Structural modification of a non-selective aminocyclohexanol-based heat shock protein 90 KDa (Hsp90) inhibitor led to a highly selective inhibitor of glucose regulated protein 94 kDa (Grp94). The new Grp94-selective inhibitor can be used to develop an effective therapy for the treatment of metastatic cancer and/or primary open angle glaucoma (POAG).
Hsp90 is a molecular chaperone crucial for the stability and function of many proteins essential for cell survival. Many Hsp90 client proteins, including tyrosine kinases, transcription factors, and cell-cycle regulatory proteins, are crucial to the pathogenesis of cancer, neurodegenerative diseases, and infection. Hsp90 inhibitors are currently being developed clinically as anti-cancer agents and have shown potential in molecularly deﬁned subgroups of solid tumors. However, these clinical Hsp90 inhibitors inhibit all four Hsp90 isoforms, which may limit their subsequent clinical translation. As a result, the development of isoform-selective Hsp90 inhibitors is being pursued to delineate the role of each Hsp90 isoform and to avoid the side effects associated with pan inhibition.

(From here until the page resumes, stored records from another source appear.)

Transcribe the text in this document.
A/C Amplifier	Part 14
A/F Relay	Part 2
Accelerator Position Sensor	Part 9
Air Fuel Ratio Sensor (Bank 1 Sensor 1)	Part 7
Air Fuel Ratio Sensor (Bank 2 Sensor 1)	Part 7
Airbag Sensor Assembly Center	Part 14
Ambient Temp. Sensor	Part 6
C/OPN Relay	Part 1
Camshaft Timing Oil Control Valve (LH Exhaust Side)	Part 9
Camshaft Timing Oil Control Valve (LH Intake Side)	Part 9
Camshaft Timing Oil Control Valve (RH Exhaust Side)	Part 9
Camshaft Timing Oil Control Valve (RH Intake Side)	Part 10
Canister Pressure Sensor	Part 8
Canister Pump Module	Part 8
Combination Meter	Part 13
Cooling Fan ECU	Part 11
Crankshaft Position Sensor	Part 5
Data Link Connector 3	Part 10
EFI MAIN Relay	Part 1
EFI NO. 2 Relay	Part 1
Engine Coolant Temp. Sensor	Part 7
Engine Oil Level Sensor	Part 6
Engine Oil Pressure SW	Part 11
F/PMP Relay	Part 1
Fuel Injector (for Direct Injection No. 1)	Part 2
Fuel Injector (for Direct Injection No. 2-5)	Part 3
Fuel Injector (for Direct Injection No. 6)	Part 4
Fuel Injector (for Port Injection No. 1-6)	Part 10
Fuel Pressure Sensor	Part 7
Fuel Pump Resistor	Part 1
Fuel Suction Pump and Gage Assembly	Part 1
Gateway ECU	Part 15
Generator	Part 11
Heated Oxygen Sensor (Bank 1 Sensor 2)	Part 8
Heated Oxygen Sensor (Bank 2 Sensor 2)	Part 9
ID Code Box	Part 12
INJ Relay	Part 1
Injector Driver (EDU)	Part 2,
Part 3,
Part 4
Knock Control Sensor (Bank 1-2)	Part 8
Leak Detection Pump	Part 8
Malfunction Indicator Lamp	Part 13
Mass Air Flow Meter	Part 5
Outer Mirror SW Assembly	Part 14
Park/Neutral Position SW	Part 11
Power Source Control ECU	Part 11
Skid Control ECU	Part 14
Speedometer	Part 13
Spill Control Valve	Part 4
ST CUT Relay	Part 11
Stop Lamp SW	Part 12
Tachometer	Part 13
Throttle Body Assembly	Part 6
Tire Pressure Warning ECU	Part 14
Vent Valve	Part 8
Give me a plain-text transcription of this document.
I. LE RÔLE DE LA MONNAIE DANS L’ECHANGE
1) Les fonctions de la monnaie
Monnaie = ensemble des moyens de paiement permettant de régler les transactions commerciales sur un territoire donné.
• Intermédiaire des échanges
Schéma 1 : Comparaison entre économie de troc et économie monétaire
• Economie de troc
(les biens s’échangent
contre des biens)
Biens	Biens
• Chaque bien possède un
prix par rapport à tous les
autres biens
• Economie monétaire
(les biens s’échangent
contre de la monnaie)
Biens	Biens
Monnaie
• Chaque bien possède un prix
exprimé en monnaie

The endoplasmic reticulum-localized Hsp90 isoform, Grp94, is a master chaperone for multiple receptors, including toll-like receptors, Wnt co-receptors, and integrins. Despite its abundance and ubiquitous expression in most or all normal cells, Grp94 is closely linked to metastasis and poor survival, for which unique expression patterns of Grp94 have been observed in a variety of cancers. Moreover, Grp94 preserves mutant myocilin in cells, which results in degenerative eye disease POAG upon abnormal accumulation of the Grp94-dependent protein. Therefore, highly selective inhibitors of Grp94 are needed as therapeutics for the treatment of cancer and glaucoma without presenting the side effects that result from off-target inhibition of the other three Hsp90 isoforms.
Evaluation of the chaperone’s ATPase domain has revealed a conformational change that results in a hydrophobic cleft, which is structurally distinct from other Hsp90 isoforms that can be exploited to develop Grp94-selective therapeutics for the treatment of a variety of diseases. This invention describes a Grp94 hydrophobic cleft-selective binding agent as a potential therapeutic for cancer and/or glaucoma treatment.
Highly selective Grp94 inhibitors can be used to develop effective therapies to treat a variety of diseases, including cancer, degenerative diseases, and infections, characterized by increased Grp94 expression or aberrant expression of Grp94-dependent proteins without presenting the side effects that result from Hsp90 pan inhibition.
How it works:
The non-selective aminocyclohexanol-based Hsp90 inhibitor SNX-2112 was structurally modified to selectively occupy the Grp94 hydrophobic cleft, leading to the development of high-affinity, Grp94-selective inhibitor ACO1.
In vitro testing demonstrated that ACO1 binds selectively to the hydrophobic cleft of Grp94 with high affinity, leading to the inhibition of cancer cell migration and degradation of mutant myocilin. The invention, which represents a new, highly selective Grp94 inhibitor for the treatment of metastatic cancer and/or glaucoma, can potentially cause less toxicity and interference with Hsp90 function in normal cells, thus allowing for administration of higher drug doses in anticipation of greater anti-cancer activity with limited undesired outcomes. For example, the therapeutic benefits of ACO1 can be obtained without feedback upregulation of anti-apoptotic proteins (e.g., Akt) and resistance-mediating Hsp proteins (e.g., Hsp70).
Why it is better:
Novel structural modification of an existing non-selective Hsp90 inhibitor (SNX-2112) generated a Grp94-selective scaffold (ACO1) that prevents unfavorable binding of other Hsp90 isoforms. Compared to known Grp94 inhibitors, ACO1 offers significantly greater selectivity (>200-fold) than, for example, purine-based ligands (100-fold selectivity).
Drug development for the treatment of multiple diseases, including cancers, infections, neurodegenerative diseases, POAG, and diabetes.